Streaming Music Wars: Apple Not Buying Tidal, Fires Back At Spotify


Written by James Geddes — New sources say that contrary to a prior report indicating that Apple is in talks to purchase streaming music service Tidal, a sale of Jay Z's struggling streamer is not in the cards. Ben Sisario, a trusted New York Times music reporter claims that more than one source has indicated that there is no plan for any deal between Apple and Tidal.

The internet was abuzz briefly when the report claimed that serious talks between the two companies were underway. The potential synergies between the two companies were noted, particularly the ability for Apple Music to beef up its exclusive deals with artists, which has been one of the biggest battlegrounds between the two companies.

Apple has scored exclusive deals with Drake, Snoop Dog, Chance The Rapper and Dreezy, while Tidal's exclusive offerings have included the latest albums from Rihanna, Kanye West and Beyonce. All of those exclusives under one streaming music service roof could help lure more subscribers to Apple Music, especially fans of R&B and hip-hop.

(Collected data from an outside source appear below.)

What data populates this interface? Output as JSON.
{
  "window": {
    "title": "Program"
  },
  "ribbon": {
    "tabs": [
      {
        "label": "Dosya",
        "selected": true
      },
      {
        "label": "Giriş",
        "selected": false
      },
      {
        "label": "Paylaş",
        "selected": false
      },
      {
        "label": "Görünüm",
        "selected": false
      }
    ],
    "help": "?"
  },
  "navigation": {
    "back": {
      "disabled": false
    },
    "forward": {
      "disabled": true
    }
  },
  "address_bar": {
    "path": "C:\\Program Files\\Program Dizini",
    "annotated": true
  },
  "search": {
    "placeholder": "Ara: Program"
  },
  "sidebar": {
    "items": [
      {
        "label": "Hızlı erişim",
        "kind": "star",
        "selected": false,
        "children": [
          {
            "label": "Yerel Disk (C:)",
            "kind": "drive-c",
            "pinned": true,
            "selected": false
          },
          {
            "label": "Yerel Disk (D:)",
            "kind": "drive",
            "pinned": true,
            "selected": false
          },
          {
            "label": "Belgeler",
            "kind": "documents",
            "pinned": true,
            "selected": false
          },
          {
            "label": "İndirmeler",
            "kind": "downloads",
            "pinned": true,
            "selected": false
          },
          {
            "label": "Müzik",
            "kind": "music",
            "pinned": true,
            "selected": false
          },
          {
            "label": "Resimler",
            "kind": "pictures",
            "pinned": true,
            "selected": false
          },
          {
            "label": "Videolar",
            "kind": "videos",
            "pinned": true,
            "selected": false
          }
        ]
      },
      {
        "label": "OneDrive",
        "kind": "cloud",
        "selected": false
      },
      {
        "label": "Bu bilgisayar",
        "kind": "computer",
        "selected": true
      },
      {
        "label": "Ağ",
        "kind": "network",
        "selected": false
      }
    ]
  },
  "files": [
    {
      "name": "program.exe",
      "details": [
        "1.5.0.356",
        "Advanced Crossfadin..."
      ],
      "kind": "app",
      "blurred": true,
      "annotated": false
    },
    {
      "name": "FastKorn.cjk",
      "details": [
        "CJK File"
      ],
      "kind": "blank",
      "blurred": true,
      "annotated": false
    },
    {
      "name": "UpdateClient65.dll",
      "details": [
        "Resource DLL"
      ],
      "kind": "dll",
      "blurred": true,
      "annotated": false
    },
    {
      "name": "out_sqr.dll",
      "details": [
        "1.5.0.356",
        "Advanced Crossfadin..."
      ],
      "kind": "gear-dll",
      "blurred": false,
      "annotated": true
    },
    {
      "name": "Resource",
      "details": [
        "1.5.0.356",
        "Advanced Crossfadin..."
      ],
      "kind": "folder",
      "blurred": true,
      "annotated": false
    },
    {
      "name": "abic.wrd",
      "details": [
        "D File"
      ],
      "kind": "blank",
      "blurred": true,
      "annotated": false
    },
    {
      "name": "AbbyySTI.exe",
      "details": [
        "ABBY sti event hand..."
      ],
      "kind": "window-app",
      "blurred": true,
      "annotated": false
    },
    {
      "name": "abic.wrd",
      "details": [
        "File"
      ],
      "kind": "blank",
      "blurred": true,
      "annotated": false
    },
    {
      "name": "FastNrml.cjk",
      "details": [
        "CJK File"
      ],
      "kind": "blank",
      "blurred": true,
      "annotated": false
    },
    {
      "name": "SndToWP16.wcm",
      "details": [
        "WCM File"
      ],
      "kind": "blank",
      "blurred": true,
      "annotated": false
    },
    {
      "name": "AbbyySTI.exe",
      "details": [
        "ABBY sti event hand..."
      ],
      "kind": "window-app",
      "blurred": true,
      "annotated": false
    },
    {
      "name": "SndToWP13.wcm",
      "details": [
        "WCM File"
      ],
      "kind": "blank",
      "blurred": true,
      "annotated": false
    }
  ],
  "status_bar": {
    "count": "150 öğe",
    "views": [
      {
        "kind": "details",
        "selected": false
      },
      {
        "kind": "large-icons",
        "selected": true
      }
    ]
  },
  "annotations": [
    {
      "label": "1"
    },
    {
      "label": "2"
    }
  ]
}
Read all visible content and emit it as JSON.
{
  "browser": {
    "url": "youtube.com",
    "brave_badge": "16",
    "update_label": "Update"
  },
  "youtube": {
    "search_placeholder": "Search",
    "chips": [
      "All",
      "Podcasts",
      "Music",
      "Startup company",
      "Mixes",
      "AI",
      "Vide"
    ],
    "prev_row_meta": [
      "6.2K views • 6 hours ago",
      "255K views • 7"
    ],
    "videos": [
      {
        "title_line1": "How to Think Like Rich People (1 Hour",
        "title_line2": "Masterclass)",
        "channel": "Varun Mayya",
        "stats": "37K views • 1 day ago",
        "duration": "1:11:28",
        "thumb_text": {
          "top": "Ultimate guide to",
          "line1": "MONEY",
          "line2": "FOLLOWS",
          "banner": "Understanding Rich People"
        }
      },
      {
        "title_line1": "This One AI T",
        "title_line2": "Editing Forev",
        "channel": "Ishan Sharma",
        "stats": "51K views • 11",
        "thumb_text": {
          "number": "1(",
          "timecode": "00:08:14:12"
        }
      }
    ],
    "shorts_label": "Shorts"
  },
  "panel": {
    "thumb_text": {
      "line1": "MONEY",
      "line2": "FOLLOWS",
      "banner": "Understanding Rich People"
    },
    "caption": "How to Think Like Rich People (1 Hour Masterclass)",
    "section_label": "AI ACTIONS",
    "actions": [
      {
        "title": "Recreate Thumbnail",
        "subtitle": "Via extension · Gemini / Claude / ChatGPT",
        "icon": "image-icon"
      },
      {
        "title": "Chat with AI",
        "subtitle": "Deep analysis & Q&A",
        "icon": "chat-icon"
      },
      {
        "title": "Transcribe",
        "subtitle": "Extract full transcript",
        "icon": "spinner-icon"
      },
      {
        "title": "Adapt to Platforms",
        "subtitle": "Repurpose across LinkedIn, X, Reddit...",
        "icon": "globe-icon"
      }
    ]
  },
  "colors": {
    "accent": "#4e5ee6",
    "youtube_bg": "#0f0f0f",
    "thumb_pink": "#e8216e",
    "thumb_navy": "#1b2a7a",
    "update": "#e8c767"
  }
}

Tidal currently has between 4 and 5 million subscribers while Apple Music has amassed 15 million plus. Both services offer paid subscriptions only as opposed to Spotify, which remains the biggest on-demand music streaming service worldwide with more than 100 million users, at least 30 million of which are paid subscribers.

The rumor of the possible deal was shot down however by Sisario, who extensively covers the streaming music business. In a tweet, Sisario stated that according to his sources, a purchase of Tidal by Apple was not in the works.

"Two highly placed sources tell me that Apple is not buying Tidal," Sisario tweeted.

While Apple may not in fact have its sights set on Tidal, it did have its aim set at Spotify after the streamer openly complained that a new version of its iOS app was being unfairly rejected from the Apple App Store for competitive reasons.

"We find it troubling that you are asking for exemptions to the rules we apply to all developers and are publicly resorting to rumors and half-truths about our service," Apple's lawyers fired back at Spotify's attorneys in a strongly worded letter that has since leaked in its entirety.

"We did not alter our behavior or our rules when we introduced our own music streaming service or when Spotify became a competitor," the letter continues. "Ironically, it is now Spotify that wants things to be different by asking for preferential treatment from Apple."

As the streaming music wars continue to heat up, one thing is certain: so will the rumors and rhetoric served up by the various competitors.